USA approves 1st drug developed to prevent chronic migraines

Cornelia Mascio
Mag 18, 2018

The US Food and Drug Administration approval for the first drug to prevent migraine headaches in adults has been won by Amgen Inc.

Erenumab will cost $575 for a once-monthly dose of 70 mg or 140 mg, or $6900 annually. Any discounts or rebates will depend on negotiations with health plans, Amgen spokeswoman Kristen Davis said.

The price as expected by some Wall Street experts was going to be Dollars 10,000 a year.

The drug has been evaluated in more than 3000 patients, and its efficacy, tolerability, and safety continue to be examined in an ongoing 5-year open-label extension study.

U.S. President Donald Trump last week blasted drugmakers and healthcare "middlemen" for making prescription medicines unaffordable for Americans as the administration said it would act to boost competition between pharmaceutical companies and test ways to pay for drugs based on their effectiveness. Aimovig (AIM'-oh-vig) is the first in a new class of long-acting drugs for preventing migraines. Trials of the medication showed many patients experiencing at least a 50 percent reduction in the number of days they experienced a migraine.
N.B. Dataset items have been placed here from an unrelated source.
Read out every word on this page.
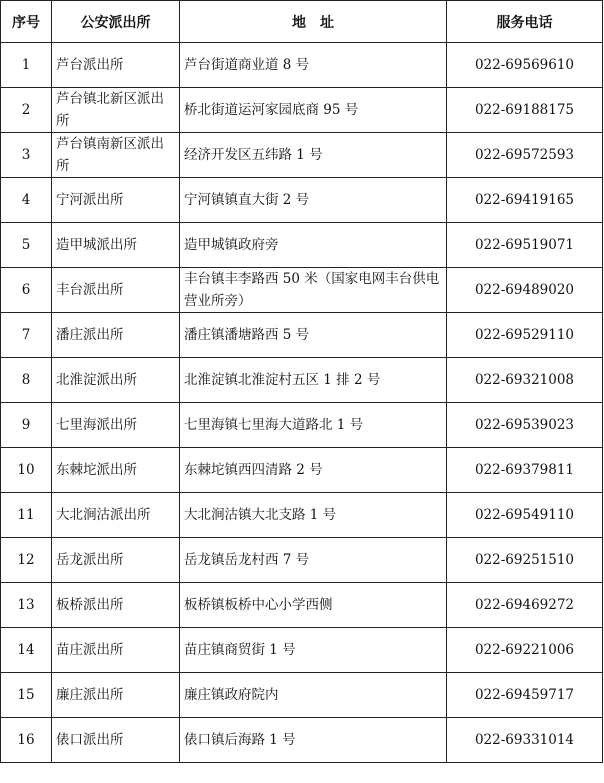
序号	公安派出所	地　址	服务电话
1	芦台派出所	芦台街道商业道 8 号	022-69569610
2	芦台镇北新区派出所	桥北街道运河家园底商 95 号	022-69188175
3	芦台镇南新区派出所	经济开发区五纬路 1 号	022-69572593
4	宁河派出所	宁河镇镇直大街 2 号	022-69419165
5	造甲城派出所	造甲城镇政府旁	022-69519071
6	丰台派出所	丰台镇丰李路西 50 米（国家电网丰台供电营业所旁）	022-69489020
7	潘庄派出所	潘庄镇潘塘路西 5 号	022-69529110
8	北淮淀派出所	北淮淀镇北淮淀村五区 1 排 2 号	022-69321008
9	七里海派出所	七里海镇七里海大道路北 1 号	022-69539023
10	东棘坨派出所	东棘坨镇西四清路 2 号	022-69379811
11	大北涧沽派出所	大北涧沽镇大北支路 1 号	022-69549110
12	岳龙派出所	岳龙镇岳龙村西 7 号	022-69251510
13	板桥派出所	板桥镇板桥中心小学西侧	022-69469272
14	苗庄派出所	苗庄镇商贸街 1 号	022-69221006
15	廉庄派出所	廉庄镇政府院内	022-69459717
16	俵口派出所	俵口镇后海路 1 号	022-69331014
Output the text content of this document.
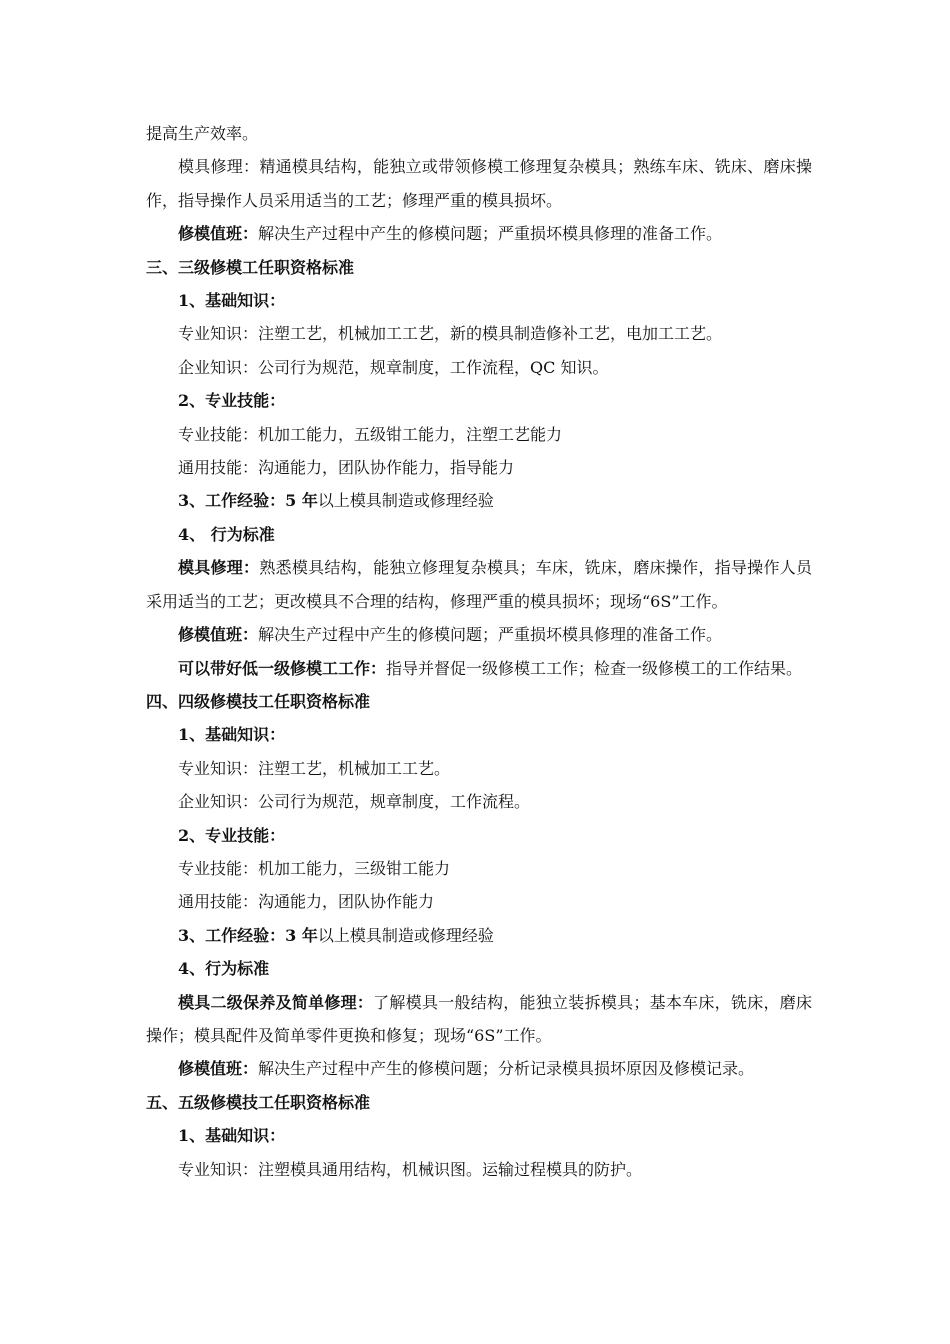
提高生产效率。

模具修理：精通模具结构，能独立或带领修模工修理复杂模具；熟练车床、铣床、磨床操作，指导操作人员采用适当的工艺；修理严重的模具损坏。

修模值班：解决生产过程中产生的修模问题；严重损坏模具修理的准备工作。

三、三级修模工任职资格标准

1、基础知识：

专业知识：注塑工艺，机械加工工艺，新的模具制造修补工艺，电加工工艺。

企业知识：公司行为规范，规章制度，工作流程，QC 知识。

2、专业技能：

专业技能：机加工能力，五级钳工能力，注塑工艺能力

通用技能：沟通能力，团队协作能力，指导能力

3、工作经验：5 年以上模具制造或修理经验

4、 行为标准

模具修理：熟悉模具结构，能独立修理复杂模具；车床，铣床，磨床操作，指导操作人员采用适当的工艺；更改模具不合理的结构，修理严重的模具损坏；现场“6S”工作。

修模值班：解决生产过程中产生的修模问题；严重损坏模具修理的准备工作。

可以带好低一级修模工工作：指导并督促一级修模工工作；检查一级修模工的工作结果。

四、四级修模技工任职资格标准

1、基础知识：

专业知识：注塑工艺，机械加工工艺。

企业知识：公司行为规范，规章制度，工作流程。

2、专业技能：

专业技能：机加工能力，三级钳工能力

通用技能：沟通能力，团队协作能力

3、工作经验：3 年以上模具制造或修理经验

4、行为标准

模具二级保养及简单修理：了解模具一般结构，能独立装拆模具；基本车床，铣床，磨床操作；模具配件及简单零件更换和修复；现场“6S”工作。

修模值班：解决生产过程中产生的修模问题；分析记录模具损坏原因及修模记录。

五、五级修模技工任职资格标准

1、基础知识：

专业知识：注塑模具通用结构，机械识图。运输过程模具的防护。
The most commonly reported adverse events through all trials have been injection site reactions and constipation. Teva's fremanezumab and Eli Lilly and Co.'s galcanezumab are both awaiting a decision, and Alder's eptinezumab NDA is expected later this year.

Preventive medications may be an option for around eight million Americans suffering from migraine, Amgen said. The company said it will pay most out-of-pocket costs for eligible patients with commercial insurance.